Because they swallowed plant material whole, they needed massive guts to allow enough time for it to be digested - hence an enormous body.

Having no chewing jaws also meant the creatures could have small heads supported by long necks.

Although this gave them tiny brains in relation to their bodies, it offered the major advantage of gaining access to vegetation other animals could not reach.

Other factors such as high growth rate, flexible metabolisms and egg laying may also have helped to keep the creatures large, according to two experts writing in the journal Science.

The four-footed sauropod dinosaurs, characterised by their long necks and tails and huge bodies, were the largest animals ever to walk the earth. They weighed up to 80 metric tons - 10 times more than an African elephant - and grew to lengths of more than 40 metres.

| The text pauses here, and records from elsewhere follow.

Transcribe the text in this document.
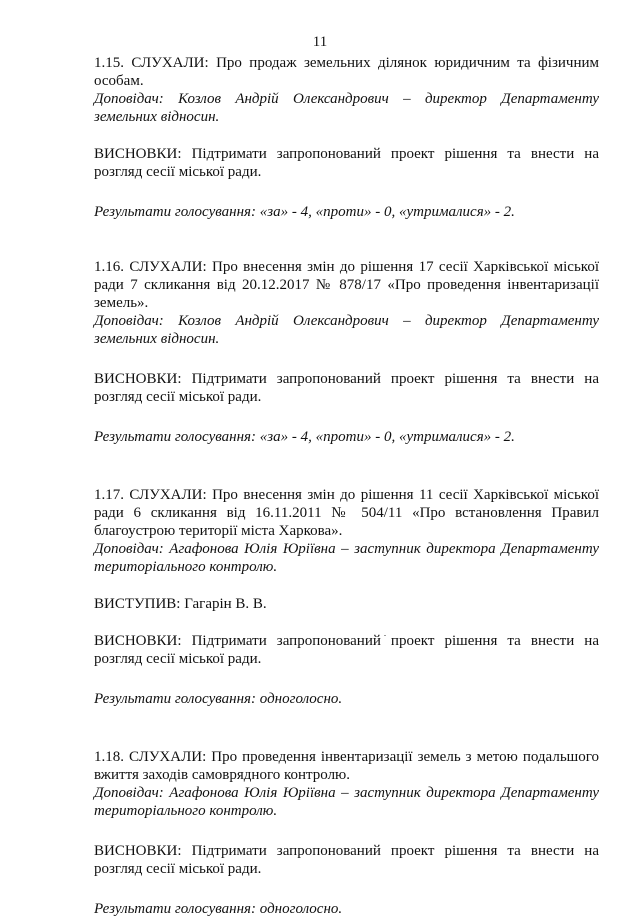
11

1.15. СЛУХАЛИ: Про продаж земельних ділянок юридичним та фізичним особам.

Доповідач: Козлов Андрій Олександрович – директор Департаменту земельних відносин.

ВИСНОВКИ: Підтримати запропонований проект рішення та внести на розгляд сесії міської ради.

Результати голосування: «за» - 4, «проти» - 0, «утрималися» - 2.

1.16. СЛУХАЛИ: Про внесення змін до рішення 17 сесії Харківської міської ради 7 скликання від 20.12.2017 № 878/17 «Про проведення інвентаризації земель».

Доповідач: Козлов Андрій Олександрович – директор Департаменту земельних відносин.

ВИСНОВКИ: Підтримати запропонований проект рішення та внести на розгляд сесії міської ради.

Результати голосування: «за» - 4, «проти» - 0, «утрималися» - 2.

1.17. СЛУХАЛИ: Про внесення змін до рішення 11 сесії Харківської міської ради 6 скликання від 16.11.2011 № 504/11 «Про встановлення Правил благоустрою території міста Харкова».

Доповідач: Агафонова Юлія Юріївна – заступник директора Департаменту територіального контролю.

ВИСТУПИВ: Гагарін В. В.

ВИСНОВКИ: Підтримати запропонований проект рішення та внести на розгляд сесії міської ради.

Результати голосування: одноголосно.

1.18. СЛУХАЛИ: Про проведення інвентаризації земель з метою подальшого вжиття заходів самоврядного контролю.

Доповідач: Агафонова Юлія Юріївна – заступник директора Департаменту територіального контролю.

ВИСНОВКИ: Підтримати запропонований проект рішення та внести на розгляд сесії міської ради.

Результати голосування: одноголосно.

Environmental factors during the dinosaurs' reign cannot explain why the animals grew so vast, said Dr Martin Sander from the University of Bonn in Germany and Dr Marcus Clauss from the University of Zurich in Switzerland.

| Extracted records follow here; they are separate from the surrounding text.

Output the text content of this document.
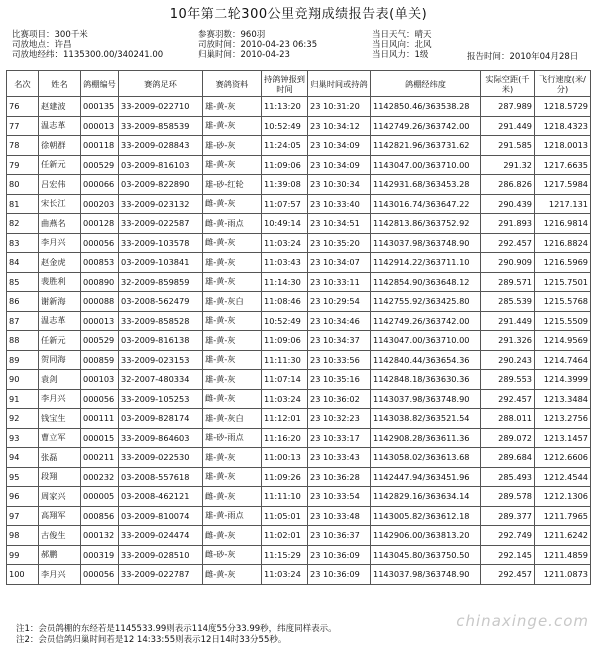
10年第二轮300公里竞翔成绩报告表(单关)
比赛项目：300千米
司放地点：许昌
司放地经纬：1135300.00/340241.00
参赛羽数：960羽
司放时间：2010-04-23 06:35
归巢时间：2010-04-23
当日天气：晴天
当日风向：北风
当日风力：1级	报告时间：2010年04月28日
名次	姓名	鸽棚编号	赛鸽足环	赛鸽资料	持鸽钟报到时间	归巢时间或持鸽	鸽棚经纬度	实际空距(千米)	飞行速度(米/分)
76	赵建波	000135	33-2009-022710	雄-黄-灰	11:13:20	23 10:31:20	1142850.46/363538.28	287.989	1218.5729
77	温志革	000013	33-2009-858539	雄-黄-灰	10:52:49	23 10:34:12	1142749.26/363742.00	291.449	1218.4323
78	徐朝群	000118	33-2009-028843	雄-砂-灰	11:24:05	23 10:34:09	1142821.96/363731.62	291.585	1218.0013
79	任新元	000529	03-2009-816103	雄-黄-灰	11:09:06	23 10:34:09	1143047.00/363710.00	291.32	1217.6635
80	吕宏伟	000066	03-2009-822890	雄-砂-红轮	11:39:08	23 10:30:34	1142931.68/363453.28	286.826	1217.5984
81	宋长江	000203	33-2009-023132	雌-黄-灰	11:07:57	23 10:33:40	1143016.74/363647.22	290.439	1217.131
82	曲燕名	000128	33-2009-022587	雌-黄-雨点	10:49:14	23 10:34:51	1142813.86/363752.92	291.893	1216.9814
83	李月兴	000056	33-2009-103578	雌-黄-灰	11:03:24	23 10:35:20	1143037.98/363748.90	292.457	1216.8824
84	赵金虎	000853	03-2009-103841	雄-黄-灰	11:03:43	23 10:34:07	1142914.22/363711.10	290.909	1216.5969
85	裴胜利	000890	32-2009-859859	雄-黄-灰	11:14:30	23 10:33:11	1142854.90/363648.12	289.571	1215.7501
86	谢新海	000088	03-2008-562479	雄-黄-灰白	11:08:46	23 10:29:54	1142755.92/363425.80	285.539	1215.5768
87	温志革	000013	33-2009-858528	雄-黄-灰	10:52:49	23 10:34:46	1142749.26/363742.00	291.449	1215.5509
88	任新元	000529	03-2009-816138	雄-黄-灰	11:09:06	23 10:34:37	1143047.00/363710.00	291.326	1214.9569
89	贺同海	000859	33-2009-023153	雄-黄-灰	11:11:30	23 10:33:56	1142840.44/363654.36	290.243	1214.7464
90	袁剑	000103	32-2007-480334	雄-黄-灰	11:07:14	23 10:35:16	1142848.18/363630.36	289.553	1214.3999
91	李月兴	000056	33-2009-105253	雌-黄-灰	11:03:24	23 10:36:02	1143037.98/363748.90	292.457	1213.3484
92	钱宝生	000111	03-2009-828174	雄-黄-灰白	11:12:01	23 10:32:23	1143038.82/363521.54	288.011	1213.2756
93	曹立军	000015	33-2009-864603	雄-砂-雨点	11:16:20	23 10:33:17	1142908.28/363611.36	289.072	1213.1457
94	张磊	000211	33-2009-022530	雄-黄-灰	11:00:13	23 10:33:43	1143058.02/363613.68	289.684	1212.6606
95	段翔	000232	03-2008-557618	雄-黄-灰	11:09:26	23 10:36:28	1142447.94/363451.96	285.493	1212.4544
96	周家兴	000005	03-2008-462121	雌-黄-灰	11:11:10	23 10:33:54	1142829.16/363634.14	289.578	1212.1306
97	高翔军	000856	03-2009-810074	雄-黄-雨点	11:05:01	23 10:33:48	1143005.82/363612.18	289.377	1211.7965
98	古俊生	000132	33-2009-024474	雌-黄-灰	11:02:01	23 10:36:37	1142906.00/363813.20	292.749	1211.6242
99	郝鹏	000319	33-2009-028510	雌-砂-灰	11:15:29	23 10:36:09	1143045.80/363750.50	292.145	1211.4859
100	李月兴	000056	33-2009-022787	雌-黄-灰	11:03:24	23 10:36:09	1143037.98/363748.90	292.457	1211.0873
chinaxinge.com
注1：会员鸽棚的东经若是1145533.99则表示114度55分33.99秒，纬度同样表示。
注2：会员信鸽归巢时间若是12 14:33:55则表示12日14时33分55秒。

The animals had a wide range of mouth, teeth and neck designs indicating that reliance on one particular food source was not the likely answer. But one shared primitive characteristic truly set them apart: they did not chew their food, or grind it in a "gastric mill" like other plant-eating dinosaurs.

"Because gut capacity increases with body mass, the enormous gut capacity of sauropods would have guaranteed the long digestion times necessary for degrading unchewed plant parts, even at relatively high food intake," the scientists wrote.